French 343 - CULTURAL WARS AT THE THEATER
Spring
2013
01
4.00
Janie Vanpee
TTh 10:30-11:50
Smith College
39905-S13
DEWEY 104
jvanpee@smith.edu
What effects does theater have on its audience and society at large? Does it corrupt the public and society, as J.-J. Rousseau argued, or on the contrary, can it morally reform its audience and society, as Diderot believed? The debate about the moral and political uses and misuses of theater animated the public, the philosophes and their critics, as well as the state, from the mid-seventeenth century until the Revolution, and on to today.

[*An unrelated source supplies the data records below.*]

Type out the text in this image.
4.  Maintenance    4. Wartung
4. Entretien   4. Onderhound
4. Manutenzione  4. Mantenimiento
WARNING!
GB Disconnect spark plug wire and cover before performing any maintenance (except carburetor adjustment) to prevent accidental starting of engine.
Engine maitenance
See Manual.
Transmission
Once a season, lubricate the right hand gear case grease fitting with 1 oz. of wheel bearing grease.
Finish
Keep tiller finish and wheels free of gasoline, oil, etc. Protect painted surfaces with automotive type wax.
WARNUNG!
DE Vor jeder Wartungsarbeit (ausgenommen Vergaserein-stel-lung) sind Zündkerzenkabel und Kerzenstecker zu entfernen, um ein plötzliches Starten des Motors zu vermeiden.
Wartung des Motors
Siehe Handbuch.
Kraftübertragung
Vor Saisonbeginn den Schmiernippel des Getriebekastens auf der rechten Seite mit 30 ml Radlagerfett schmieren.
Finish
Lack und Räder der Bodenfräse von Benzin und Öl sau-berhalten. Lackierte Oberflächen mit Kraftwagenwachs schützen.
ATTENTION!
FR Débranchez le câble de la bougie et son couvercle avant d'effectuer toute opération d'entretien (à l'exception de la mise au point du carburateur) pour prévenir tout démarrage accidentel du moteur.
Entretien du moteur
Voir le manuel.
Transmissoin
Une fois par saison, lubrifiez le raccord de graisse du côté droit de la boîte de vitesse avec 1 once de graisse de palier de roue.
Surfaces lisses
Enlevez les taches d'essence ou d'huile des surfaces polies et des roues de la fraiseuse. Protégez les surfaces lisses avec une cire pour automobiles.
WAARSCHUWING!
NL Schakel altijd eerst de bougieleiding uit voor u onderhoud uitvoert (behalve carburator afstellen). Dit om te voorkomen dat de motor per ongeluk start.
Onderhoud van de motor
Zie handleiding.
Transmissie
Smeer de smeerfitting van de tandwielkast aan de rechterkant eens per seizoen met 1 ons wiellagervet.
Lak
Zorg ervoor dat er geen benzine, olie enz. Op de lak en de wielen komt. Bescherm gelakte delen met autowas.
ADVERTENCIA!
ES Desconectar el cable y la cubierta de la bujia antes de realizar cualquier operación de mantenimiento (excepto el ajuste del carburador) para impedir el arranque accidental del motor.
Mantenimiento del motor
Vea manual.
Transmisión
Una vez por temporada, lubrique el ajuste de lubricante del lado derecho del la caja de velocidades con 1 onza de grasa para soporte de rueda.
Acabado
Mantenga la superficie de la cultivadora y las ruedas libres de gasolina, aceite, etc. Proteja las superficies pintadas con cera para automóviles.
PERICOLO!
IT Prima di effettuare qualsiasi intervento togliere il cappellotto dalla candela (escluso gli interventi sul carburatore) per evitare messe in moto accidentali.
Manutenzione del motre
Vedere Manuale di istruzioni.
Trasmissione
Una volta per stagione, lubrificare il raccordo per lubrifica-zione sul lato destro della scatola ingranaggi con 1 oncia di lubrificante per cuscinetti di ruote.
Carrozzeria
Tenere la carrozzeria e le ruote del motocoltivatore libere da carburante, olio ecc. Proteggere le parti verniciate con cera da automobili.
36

We will study the way authors, critics and the theater itself responded to the debate, from the classical drama of Racine and Moliere, to the street theater of the Paris fairs and the influence of the Comedie italienne, from the new genres of the drame bourgeois to the liberation of the theater during the Revolution, and in the 20th- and 21st-centuries from the uses of theatre to resist the German occupation during WWII to the recent debate about the censoring of a new staging of Voltaire's Le Fanatisme, ou Mahomet le Prophete, and the contemporary theatre of Ariane Mnouchkine which aims to raise the political consciousness of an audience to the crisis of global migration today. There will be a number of film screenings.